Omdat [de koper] geen, voldoende concrete, feiten heeft gesteld die tot een ander oordeel kunnen leiden, komt het hof niet toe aan bewijslevering en passeert het hof [de koper] bewijsaanbod.
De conclusie
3.21.
Het hoger beroep faalt. Omdat [de koper] in het ongelijk zal worden gesteld, zal het hof hem tot betaling van de proceskosten in hoger beroep veroordelen. Onder die kosten vallen ook de nakosten die nodig zijn voor de betekening van de uitspraak en de wettelijke rente daarover.

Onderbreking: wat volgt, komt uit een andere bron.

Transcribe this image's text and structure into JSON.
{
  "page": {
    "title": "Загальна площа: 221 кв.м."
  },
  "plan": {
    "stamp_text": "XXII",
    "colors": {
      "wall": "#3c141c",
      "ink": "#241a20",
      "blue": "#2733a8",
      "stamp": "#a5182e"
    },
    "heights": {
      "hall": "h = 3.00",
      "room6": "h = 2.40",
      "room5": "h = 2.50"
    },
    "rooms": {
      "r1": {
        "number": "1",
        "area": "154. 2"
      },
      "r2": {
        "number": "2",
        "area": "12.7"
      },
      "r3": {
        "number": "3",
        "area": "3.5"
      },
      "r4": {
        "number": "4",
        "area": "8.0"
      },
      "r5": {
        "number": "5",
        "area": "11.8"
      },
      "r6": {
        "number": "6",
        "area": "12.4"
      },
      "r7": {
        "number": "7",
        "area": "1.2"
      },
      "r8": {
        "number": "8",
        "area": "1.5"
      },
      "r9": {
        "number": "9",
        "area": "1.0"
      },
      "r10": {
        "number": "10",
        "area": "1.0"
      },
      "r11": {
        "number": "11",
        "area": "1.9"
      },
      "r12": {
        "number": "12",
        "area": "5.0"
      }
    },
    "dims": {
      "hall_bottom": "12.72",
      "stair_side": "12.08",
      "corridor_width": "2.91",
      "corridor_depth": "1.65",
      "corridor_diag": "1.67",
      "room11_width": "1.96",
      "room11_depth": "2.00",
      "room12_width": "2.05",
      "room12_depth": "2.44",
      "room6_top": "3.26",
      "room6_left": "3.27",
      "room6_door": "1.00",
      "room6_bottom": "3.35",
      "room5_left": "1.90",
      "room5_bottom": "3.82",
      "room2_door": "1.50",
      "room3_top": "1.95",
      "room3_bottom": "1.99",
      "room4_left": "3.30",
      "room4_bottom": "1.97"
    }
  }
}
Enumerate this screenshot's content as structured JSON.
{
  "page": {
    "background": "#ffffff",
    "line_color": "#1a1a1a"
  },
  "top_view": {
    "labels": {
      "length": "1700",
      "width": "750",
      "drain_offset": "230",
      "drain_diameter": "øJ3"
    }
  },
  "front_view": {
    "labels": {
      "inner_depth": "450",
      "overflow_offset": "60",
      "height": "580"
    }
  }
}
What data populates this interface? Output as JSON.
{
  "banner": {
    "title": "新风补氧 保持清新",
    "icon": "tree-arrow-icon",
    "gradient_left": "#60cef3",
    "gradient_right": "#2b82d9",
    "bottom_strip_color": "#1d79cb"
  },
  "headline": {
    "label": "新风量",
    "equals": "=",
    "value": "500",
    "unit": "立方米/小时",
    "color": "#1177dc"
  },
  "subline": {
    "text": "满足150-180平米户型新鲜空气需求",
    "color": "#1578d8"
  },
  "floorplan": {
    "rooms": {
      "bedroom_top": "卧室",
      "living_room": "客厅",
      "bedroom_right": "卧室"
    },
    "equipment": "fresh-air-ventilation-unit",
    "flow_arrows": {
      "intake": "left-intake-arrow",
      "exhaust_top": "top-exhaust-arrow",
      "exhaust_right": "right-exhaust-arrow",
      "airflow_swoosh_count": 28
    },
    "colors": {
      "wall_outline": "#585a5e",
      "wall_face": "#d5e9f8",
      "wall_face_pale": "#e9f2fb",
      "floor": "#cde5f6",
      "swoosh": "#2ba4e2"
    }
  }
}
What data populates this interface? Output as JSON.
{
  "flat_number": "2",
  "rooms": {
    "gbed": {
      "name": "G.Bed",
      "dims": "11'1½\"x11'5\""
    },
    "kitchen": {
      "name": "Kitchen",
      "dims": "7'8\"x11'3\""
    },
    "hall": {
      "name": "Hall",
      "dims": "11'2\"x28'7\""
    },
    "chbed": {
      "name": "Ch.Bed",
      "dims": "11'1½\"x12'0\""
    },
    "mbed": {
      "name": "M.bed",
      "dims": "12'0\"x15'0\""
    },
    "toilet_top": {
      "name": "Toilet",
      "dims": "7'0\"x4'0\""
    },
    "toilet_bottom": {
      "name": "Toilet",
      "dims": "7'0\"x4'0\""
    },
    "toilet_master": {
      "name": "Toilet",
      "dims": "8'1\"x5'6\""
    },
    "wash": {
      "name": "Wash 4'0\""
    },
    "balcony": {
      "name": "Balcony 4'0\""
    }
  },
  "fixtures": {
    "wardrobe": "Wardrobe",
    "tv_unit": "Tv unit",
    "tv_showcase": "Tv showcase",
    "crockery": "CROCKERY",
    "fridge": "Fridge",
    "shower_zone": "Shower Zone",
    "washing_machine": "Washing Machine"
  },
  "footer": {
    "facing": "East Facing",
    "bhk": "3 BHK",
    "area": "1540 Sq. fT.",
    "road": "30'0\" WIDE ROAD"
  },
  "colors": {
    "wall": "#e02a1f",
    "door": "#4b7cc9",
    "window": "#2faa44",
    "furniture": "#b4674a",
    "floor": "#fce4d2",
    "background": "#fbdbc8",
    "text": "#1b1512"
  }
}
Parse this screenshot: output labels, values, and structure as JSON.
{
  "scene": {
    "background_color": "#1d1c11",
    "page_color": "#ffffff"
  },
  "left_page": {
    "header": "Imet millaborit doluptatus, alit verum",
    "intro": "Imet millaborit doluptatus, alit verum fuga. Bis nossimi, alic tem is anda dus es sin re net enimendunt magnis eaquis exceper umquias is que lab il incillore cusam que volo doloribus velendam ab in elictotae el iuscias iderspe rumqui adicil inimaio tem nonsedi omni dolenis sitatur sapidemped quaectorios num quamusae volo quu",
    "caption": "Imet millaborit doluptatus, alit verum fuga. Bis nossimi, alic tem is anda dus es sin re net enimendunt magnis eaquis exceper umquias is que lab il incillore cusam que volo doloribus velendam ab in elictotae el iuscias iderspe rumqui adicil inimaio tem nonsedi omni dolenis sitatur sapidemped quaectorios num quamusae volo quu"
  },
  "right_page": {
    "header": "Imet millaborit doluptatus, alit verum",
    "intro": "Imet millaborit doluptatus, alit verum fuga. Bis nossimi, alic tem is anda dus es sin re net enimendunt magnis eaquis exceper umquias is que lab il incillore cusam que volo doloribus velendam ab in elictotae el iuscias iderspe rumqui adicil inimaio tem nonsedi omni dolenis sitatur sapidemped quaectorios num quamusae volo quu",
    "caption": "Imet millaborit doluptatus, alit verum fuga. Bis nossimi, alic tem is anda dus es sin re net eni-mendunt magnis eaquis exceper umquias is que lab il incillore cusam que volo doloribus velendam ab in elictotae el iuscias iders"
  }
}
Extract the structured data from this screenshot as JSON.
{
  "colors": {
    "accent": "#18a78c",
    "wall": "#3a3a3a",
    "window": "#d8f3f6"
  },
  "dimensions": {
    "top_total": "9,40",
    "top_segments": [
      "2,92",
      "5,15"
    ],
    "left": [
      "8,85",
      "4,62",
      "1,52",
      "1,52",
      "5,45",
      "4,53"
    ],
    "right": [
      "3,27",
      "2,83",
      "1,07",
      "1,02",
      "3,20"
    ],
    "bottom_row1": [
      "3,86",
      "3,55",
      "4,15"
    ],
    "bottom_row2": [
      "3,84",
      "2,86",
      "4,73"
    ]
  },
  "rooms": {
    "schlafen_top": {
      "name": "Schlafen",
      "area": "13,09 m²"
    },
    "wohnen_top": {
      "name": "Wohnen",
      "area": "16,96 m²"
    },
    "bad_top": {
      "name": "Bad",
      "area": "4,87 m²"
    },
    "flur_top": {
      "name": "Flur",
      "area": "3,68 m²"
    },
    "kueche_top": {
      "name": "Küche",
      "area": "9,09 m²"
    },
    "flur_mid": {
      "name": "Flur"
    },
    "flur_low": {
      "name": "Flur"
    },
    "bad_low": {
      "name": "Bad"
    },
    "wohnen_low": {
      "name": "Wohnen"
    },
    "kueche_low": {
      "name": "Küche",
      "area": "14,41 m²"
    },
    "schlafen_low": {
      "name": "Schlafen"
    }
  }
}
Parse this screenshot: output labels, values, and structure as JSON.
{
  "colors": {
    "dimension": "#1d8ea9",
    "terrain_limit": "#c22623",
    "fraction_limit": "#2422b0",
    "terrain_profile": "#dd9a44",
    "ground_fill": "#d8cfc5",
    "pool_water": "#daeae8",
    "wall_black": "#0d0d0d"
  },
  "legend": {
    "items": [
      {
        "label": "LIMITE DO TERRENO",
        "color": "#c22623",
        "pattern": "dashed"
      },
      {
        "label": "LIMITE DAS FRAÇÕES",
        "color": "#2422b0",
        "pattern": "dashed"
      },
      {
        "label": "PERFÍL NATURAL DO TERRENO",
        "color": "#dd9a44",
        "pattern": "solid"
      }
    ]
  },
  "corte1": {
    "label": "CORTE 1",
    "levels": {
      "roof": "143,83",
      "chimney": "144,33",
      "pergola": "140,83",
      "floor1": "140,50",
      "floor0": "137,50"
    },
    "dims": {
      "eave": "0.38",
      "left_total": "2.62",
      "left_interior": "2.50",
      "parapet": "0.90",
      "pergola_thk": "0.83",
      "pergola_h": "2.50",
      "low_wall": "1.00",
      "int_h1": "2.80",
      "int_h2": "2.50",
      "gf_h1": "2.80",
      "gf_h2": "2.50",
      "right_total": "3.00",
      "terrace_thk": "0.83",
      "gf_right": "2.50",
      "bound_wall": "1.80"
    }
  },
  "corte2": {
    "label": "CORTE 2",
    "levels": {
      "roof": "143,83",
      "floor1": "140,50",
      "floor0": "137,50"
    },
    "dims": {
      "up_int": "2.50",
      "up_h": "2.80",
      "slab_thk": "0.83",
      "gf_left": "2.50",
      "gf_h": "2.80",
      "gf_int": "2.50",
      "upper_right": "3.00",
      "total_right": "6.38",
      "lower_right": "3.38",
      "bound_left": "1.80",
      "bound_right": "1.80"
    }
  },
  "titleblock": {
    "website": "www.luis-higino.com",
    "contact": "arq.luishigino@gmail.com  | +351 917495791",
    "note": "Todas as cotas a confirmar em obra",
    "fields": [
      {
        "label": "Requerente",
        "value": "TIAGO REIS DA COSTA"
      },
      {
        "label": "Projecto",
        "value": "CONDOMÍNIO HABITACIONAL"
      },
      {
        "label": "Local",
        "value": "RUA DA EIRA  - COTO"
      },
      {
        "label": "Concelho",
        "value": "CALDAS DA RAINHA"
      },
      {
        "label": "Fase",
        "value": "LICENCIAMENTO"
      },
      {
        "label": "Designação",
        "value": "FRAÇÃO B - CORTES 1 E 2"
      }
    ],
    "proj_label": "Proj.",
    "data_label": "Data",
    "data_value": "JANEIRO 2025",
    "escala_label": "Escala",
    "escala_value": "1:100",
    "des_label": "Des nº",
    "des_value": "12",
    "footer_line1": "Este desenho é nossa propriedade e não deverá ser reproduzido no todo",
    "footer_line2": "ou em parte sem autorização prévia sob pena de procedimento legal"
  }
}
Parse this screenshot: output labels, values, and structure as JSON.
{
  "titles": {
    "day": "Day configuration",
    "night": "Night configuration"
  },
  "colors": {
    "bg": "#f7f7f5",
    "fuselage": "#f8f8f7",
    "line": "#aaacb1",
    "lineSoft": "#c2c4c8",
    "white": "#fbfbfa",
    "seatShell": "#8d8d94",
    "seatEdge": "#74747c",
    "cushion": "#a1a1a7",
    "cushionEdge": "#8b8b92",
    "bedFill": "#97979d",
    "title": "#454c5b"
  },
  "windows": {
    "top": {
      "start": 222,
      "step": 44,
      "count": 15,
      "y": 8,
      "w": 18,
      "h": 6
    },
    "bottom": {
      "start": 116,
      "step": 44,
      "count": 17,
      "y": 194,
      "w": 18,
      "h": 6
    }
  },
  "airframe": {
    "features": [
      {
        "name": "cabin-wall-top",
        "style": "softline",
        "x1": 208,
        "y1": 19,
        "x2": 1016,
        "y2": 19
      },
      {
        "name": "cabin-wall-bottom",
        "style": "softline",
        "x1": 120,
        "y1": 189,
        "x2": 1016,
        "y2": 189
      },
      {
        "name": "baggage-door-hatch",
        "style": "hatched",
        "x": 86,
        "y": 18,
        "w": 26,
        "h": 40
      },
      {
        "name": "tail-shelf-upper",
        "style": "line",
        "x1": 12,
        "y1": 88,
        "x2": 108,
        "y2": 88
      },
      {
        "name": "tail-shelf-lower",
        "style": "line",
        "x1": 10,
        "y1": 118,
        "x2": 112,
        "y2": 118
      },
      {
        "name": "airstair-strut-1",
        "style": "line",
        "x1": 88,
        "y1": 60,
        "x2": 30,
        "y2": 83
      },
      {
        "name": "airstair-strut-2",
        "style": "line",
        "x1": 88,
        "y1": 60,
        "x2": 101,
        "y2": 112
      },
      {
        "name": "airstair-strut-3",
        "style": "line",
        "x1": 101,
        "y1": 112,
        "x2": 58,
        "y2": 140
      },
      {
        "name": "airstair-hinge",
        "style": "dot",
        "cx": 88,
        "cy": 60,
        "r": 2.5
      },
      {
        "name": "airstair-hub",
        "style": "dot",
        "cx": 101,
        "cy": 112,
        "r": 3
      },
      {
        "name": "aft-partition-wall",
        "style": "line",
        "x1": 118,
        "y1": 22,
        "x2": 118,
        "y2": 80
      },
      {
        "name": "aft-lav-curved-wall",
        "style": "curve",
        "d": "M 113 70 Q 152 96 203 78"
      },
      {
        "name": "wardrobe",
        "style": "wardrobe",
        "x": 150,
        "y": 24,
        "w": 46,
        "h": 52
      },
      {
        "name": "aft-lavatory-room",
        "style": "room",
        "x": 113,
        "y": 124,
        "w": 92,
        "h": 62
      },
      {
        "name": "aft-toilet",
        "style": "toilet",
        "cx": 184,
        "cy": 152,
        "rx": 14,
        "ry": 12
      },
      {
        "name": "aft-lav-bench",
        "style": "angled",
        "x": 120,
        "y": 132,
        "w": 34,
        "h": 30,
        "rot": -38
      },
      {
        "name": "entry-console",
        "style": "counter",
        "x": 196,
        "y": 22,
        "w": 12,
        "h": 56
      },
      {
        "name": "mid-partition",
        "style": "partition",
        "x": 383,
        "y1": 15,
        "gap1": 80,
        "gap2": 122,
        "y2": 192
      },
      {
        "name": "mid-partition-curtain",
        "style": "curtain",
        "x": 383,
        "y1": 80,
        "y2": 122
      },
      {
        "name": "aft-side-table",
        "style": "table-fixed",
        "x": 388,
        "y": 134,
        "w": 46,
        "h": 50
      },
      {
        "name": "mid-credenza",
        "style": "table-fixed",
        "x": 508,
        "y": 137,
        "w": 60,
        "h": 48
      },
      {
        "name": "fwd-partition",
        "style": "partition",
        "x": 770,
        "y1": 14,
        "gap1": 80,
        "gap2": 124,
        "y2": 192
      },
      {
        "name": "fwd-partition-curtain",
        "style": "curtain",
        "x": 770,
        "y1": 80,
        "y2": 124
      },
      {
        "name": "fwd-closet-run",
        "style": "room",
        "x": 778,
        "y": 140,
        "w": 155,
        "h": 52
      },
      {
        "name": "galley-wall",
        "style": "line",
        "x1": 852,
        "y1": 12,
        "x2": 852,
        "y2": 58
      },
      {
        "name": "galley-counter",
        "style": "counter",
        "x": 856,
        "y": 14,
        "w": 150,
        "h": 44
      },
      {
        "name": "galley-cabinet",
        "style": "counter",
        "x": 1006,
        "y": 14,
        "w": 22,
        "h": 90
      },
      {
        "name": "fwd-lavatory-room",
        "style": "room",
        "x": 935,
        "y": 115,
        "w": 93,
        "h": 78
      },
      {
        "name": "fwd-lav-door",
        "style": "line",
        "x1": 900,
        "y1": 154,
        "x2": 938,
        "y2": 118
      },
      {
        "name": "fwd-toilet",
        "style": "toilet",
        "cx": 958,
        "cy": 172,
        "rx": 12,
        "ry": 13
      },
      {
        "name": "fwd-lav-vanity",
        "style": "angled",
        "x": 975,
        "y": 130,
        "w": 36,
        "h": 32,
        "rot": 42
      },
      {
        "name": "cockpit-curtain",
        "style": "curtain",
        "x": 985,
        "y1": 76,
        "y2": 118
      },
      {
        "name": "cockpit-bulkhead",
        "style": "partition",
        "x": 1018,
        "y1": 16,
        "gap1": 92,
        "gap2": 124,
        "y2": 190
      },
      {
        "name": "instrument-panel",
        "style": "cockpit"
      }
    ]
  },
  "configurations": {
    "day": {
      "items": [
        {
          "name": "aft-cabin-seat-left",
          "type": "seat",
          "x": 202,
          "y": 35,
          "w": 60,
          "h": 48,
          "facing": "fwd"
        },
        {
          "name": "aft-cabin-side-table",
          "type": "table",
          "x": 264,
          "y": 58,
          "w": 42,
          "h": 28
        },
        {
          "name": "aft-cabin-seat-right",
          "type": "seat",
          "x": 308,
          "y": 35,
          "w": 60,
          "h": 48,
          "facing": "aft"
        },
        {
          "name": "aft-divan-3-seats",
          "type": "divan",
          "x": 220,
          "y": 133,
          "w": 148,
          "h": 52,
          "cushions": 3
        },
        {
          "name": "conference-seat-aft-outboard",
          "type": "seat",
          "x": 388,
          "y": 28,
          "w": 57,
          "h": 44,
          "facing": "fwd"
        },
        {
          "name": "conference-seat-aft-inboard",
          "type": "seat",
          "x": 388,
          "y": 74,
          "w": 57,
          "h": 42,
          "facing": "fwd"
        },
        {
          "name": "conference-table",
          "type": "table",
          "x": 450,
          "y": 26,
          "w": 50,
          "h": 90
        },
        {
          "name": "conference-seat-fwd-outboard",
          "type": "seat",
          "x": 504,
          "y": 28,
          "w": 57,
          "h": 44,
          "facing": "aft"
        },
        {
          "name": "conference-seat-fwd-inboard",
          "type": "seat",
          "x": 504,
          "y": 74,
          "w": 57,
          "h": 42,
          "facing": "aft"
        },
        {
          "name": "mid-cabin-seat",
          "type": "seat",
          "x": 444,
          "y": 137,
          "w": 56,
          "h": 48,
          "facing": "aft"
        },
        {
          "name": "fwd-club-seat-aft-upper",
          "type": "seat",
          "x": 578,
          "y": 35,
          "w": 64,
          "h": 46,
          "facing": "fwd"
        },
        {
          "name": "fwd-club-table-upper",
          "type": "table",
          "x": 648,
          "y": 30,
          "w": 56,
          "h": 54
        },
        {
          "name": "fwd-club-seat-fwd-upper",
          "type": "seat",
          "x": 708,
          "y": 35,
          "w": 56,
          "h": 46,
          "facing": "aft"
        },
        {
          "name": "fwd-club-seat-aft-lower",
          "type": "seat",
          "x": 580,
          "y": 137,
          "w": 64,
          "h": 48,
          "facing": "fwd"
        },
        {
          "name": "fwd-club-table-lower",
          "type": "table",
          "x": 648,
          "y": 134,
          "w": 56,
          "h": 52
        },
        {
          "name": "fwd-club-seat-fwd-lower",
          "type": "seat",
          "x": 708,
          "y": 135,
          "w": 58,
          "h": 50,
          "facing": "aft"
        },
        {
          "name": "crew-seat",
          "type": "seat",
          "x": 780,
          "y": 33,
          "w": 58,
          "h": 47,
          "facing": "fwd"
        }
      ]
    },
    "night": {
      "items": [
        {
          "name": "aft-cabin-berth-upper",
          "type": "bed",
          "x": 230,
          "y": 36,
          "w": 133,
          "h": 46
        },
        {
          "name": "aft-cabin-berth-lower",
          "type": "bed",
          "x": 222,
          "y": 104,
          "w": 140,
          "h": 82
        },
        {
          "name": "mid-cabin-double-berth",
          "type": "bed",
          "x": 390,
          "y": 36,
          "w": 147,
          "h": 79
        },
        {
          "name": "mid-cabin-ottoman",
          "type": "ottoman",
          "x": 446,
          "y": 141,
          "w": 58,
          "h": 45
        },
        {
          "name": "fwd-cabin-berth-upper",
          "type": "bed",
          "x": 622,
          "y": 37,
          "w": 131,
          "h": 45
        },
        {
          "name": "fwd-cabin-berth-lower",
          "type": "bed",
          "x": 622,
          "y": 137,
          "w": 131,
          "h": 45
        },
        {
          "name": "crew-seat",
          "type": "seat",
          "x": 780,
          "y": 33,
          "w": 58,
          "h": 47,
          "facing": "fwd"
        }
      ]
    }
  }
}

De rente is verschuldigd vanaf veertien dagen na die betekening. [3]
3.22.
De veroordelingen in deze uitspraak kunnen ook ten uitvoer worden gelegd als een van partijen de beslissing van het hof voorlegt aan de Hoge Raad (uitvoerbaarheid bij voorraad).

4.De beslissing

Het hof:
4.1.
bekrachtigt het vonnis van de rechtbank Gelderland, zittingsplaats Arnhem, van 22 mei 2024;
4.2.
veroordeelt [de koper] tot betaling van de volgende proceskosten van [de verkoper] :
€ 2.053 aan griffierecht;
€ 10.572 aan salaris van de advocaat van [de verkoper] (2 procespunten x het toepasselijke tarief VII);
4.3.
verklaart de proceskostenveroordeling uitvoerbaar bij voorraad;
4.4.
wijst af wat verder is gevorderd.
Dit arrest is gewezen door mrs. L.J. de Kerpel-van de Poel, G.R. den Dekker en E.J. van der Poel, en is door de rolraadsheer in tegenwoordigheid van de griffier in het openbaar uitgesproken op 12 augustus 2025.

Voetnoten

1.MvA, Kamerstukken II 1995/96, 23095, 5, p.12
2.Productie 8 bij inleidende dagvaarding
3.HR 10 juni 2022, ECLI:NL:HR:2022:853.